A growing weight of opinion favours defaulting on at least some of the Anglo debt. Whether this equates to a sovereign default in disguise is hotly contested. At least part of the €7bn of Anglo debt that falls, due this month, could be repudiated, Stephen Kinsella, an economist based at NUI Galway suggests. "Should we be going to the bond holders saying, 'you're not getting your money'? We absolutely should," he argues. "This would have big immediate consequences for Europe -- but in two years' time we won't even remember that.
"We can't keep going with the gaping holes in our financial architecture like Anglo. We can negotiate a coordinated step down from high-level debt, but it's not an option for the fainthearted. The moment we even think about this, things would go crazy with the markets, but under the normal rules of capitalism bond debtors just have to take the pain."
"The question is," he continues, "is the State's future and the future of the banks to continue to be tied together? If the answer is 'no', we have to ride out the storm of opprobrium that comes with that. If the answer is 'yes', we have to be prepared to take 10-15 years of economic hardship related to Anglo debt."
The end of the bank guarantee this month is an opportunity to renegotiate, Kinsella says. "Go with something like Brian Lucey suggested in the 'Irish Times' last week: we guarantee AIB and BoI and their future liabilities, but for all past liabilities -- good luck and thanks. We would annoy everybody, the ECB, the EC; we'd have to be prepared to take the flack. If Brian Lenihan even twitched, his €20bn worth of Anglo paper would suddenly be worth €5bn."
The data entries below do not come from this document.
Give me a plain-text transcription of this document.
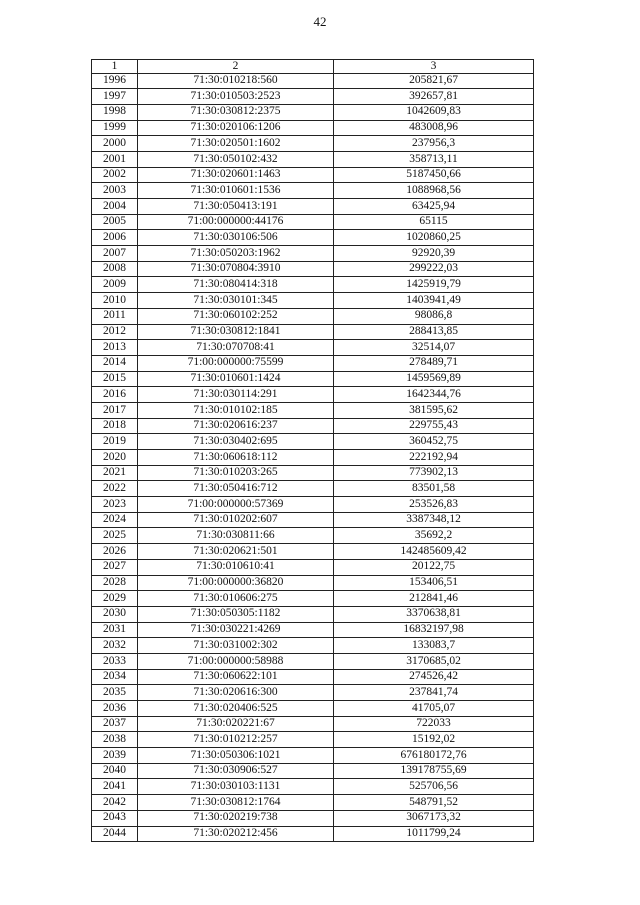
42
1	2	3
1996	71:30:010218:560	205821,67
1997	71:30:010503:2523	392657,81
1998	71:30:030812:2375	1042609,83
1999	71:30:020106:1206	483008,96
2000	71:30:020501:1602	237956,3
2001	71:30:050102:432	358713,11
2002	71:30:020601:1463	5187450,66
2003	71:30:010601:1536	1088968,56
2004	71:30:050413:191	63425,94
2005	71:00:000000:44176	65115
2006	71:30:030106:506	1020860,25
2007	71:30:050203:1962	92920,39
2008	71:30:070804:3910	299222,03
2009	71:30:080414:318	1425919,79
2010	71:30:030101:345	1403941,49
2011	71:30:060102:252	98086,8
2012	71:30:030812:1841	288413,85
2013	71:30:070708:41	32514,07
2014	71:00:000000:75599	278489,71
2015	71:30:010601:1424	1459569,89
2016	71:30:030114:291	1642344,76
2017	71:30:010102:185	381595,62
2018	71:30:020616:237	229755,43
2019	71:30:030402:695	360452,75
2020	71:30:060618:112	222192,94
2021	71:30:010203:265	773902,13
2022	71:30:050416:712	83501,58
2023	71:00:000000:57369	253526,83
2024	71:30:010202:607	3387348,12
2025	71:30:030811:66	35692,2
2026	71:30:020621:501	142485609,42
2027	71:30:010610:41	20122,75
2028	71:00:000000:36820	153406,51
2029	71:30:010606:275	212841,46
2030	71:30:050305:1182	3370638,81
2031	71:30:030221:4269	16832197,98
2032	71:30:031002:302	133083,7
2033	71:00:000000:58988	3170685,02
2034	71:30:060622:101	274526,42
2035	71:30:020616:300	237841,74
2036	71:30:020406:525	41705,07
2037	71:30:020221:67	722033
2038	71:30:010212:257	15192,02
2039	71:30:050306:1021	676180172,76
2040	71:30:030906:527	139178755,69
2041	71:30:030103:1131	525706,56
2042	71:30:030812:1764	548791,52
2043	71:30:020219:738	3067173,32
2044	71:30:020212:456	1011799,24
This is a 'you can't please all of the people's option, obviously, Kinsella acknowledges, "but GNP has collapsed, the domestic economy is in tatters. We just have to be credible with whatever decision we make."
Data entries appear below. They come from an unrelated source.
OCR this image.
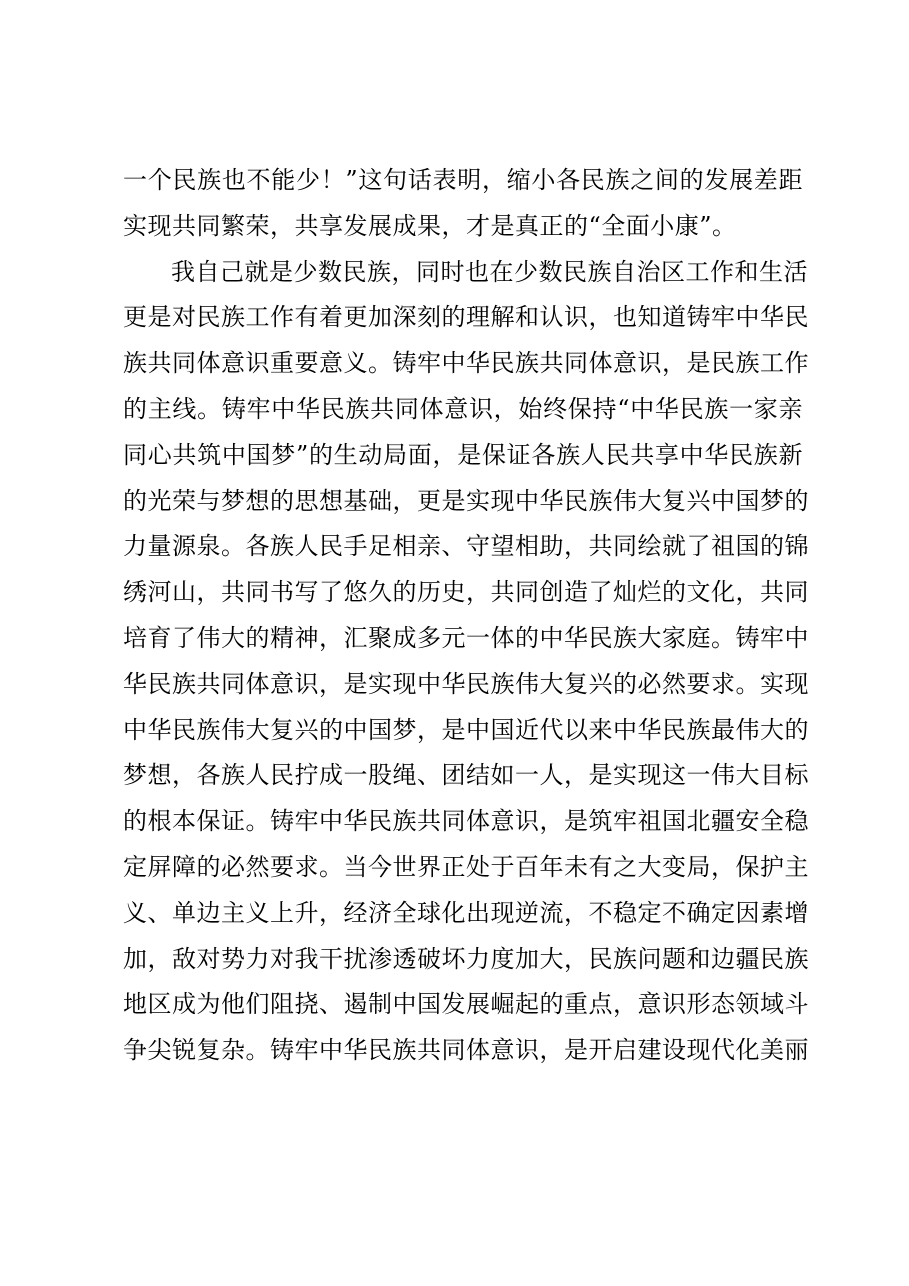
一个民族也不能少！”这句话表明，缩小各民族之间的发展差距
实现共同繁荣，共享发展成果，才是真正的“全面小康”。
我自己就是少数民族，同时也在少数民族自治区工作和生活
更是对民族工作有着更加深刻的理解和认识，也知道铸牢中华民
族共同体意识重要意义。铸牢中华民族共同体意识，是民族工作
的主线。铸牢中华民族共同体意识，始终保持“中华民族一家亲
同心共筑中国梦”的生动局面，是保证各族人民共享中华民族新
的光荣与梦想的思想基础，更是实现中华民族伟大复兴中国梦的
力量源泉。各族人民手足相亲、守望相助，共同绘就了祖国的锦
绣河山，共同书写了悠久的历史，共同创造了灿烂的文化，共同
培育了伟大的精神，汇聚成多元一体的中华民族大家庭。铸牢中
华民族共同体意识，是实现中华民族伟大复兴的必然要求。实现
中华民族伟大复兴的中国梦，是中国近代以来中华民族最伟大的
梦想，各族人民拧成一股绳、团结如一人，是实现这一伟大目标
的根本保证。铸牢中华民族共同体意识，是筑牢祖国北疆安全稳
定屏障的必然要求。当今世界正处于百年未有之大变局，保护主
义、单边主义上升，经济全球化出现逆流，不稳定不确定因素增
加，敌对势力对我干扰渗透破坏力度加大，民族问题和边疆民族
地区成为他们阻挠、遏制中国发展崛起的重点，意识形态领域斗
争尖锐复杂。铸牢中华民族共同体意识，是开启建设现代化美丽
Michael Cummins of financial services firm Glas Securities says other disguised versions of default or at least restructuring could include some kind of debt-for-equity-swap arrangement with bond holders. "Bond holders could be offered equity in the listed banks in lieu of debt payment," he says. "This would be less extreme than wiping them out completely. In theory, something could be structured, but I don't think the Government or the EU is thinking along those lines."
Energy economist Paul Hunt thinks we can't tackle the storm of debt spanners in the economic works without some sort of outside rescue.
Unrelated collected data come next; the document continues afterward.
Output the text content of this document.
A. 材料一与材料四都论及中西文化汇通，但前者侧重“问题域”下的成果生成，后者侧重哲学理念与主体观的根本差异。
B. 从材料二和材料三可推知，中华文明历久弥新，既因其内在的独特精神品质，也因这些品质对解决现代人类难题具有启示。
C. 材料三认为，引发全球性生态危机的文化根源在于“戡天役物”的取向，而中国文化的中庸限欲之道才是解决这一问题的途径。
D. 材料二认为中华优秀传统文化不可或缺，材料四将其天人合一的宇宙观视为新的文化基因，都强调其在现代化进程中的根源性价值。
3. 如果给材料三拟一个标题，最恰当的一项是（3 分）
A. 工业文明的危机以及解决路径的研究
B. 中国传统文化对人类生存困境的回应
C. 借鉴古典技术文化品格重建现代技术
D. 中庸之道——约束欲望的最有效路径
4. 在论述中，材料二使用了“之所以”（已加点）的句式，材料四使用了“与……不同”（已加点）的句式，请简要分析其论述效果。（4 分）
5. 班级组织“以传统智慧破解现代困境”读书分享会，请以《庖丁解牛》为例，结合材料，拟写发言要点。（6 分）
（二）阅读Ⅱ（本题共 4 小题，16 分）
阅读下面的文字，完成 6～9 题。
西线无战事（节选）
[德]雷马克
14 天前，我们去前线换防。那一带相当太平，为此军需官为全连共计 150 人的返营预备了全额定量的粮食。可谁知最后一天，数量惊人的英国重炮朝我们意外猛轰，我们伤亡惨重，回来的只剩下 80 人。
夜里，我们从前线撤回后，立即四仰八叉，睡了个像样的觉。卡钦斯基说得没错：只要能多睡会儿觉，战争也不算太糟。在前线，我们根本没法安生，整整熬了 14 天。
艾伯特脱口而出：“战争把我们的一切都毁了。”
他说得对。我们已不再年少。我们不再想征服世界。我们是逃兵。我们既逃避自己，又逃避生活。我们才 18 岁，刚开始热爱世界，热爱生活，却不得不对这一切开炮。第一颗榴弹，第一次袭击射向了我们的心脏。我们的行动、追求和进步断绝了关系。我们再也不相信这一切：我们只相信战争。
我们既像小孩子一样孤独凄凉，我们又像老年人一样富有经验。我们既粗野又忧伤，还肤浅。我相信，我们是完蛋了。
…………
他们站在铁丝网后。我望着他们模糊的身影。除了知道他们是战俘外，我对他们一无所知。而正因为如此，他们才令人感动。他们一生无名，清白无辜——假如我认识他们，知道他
"There is no way that Ireland can deal with the fall-out of this banking fiasco relying entirely on its own resources," he says. "The Government has done quite a remarkable job so far -- and it seems determined to keep kicking the can: get a decision on Anglo from the European Commission this month, drive through the Budget in December and hope that the NTMA can get away a sizeable bond issue at reasonable cost early in the new year, etc.
"Meanwhile, the economy is being bled white, so it has to stop at some stage. Applying for EC/ECB/IMF protection would kick-start serious reform of the public, semi-state and sheltered sectors that is so badly needed.
"The Government has nothing left in its tank to tackle these and reforms here would have a greater beneficial economic impact than any limited haircut on the Anglo bond holders."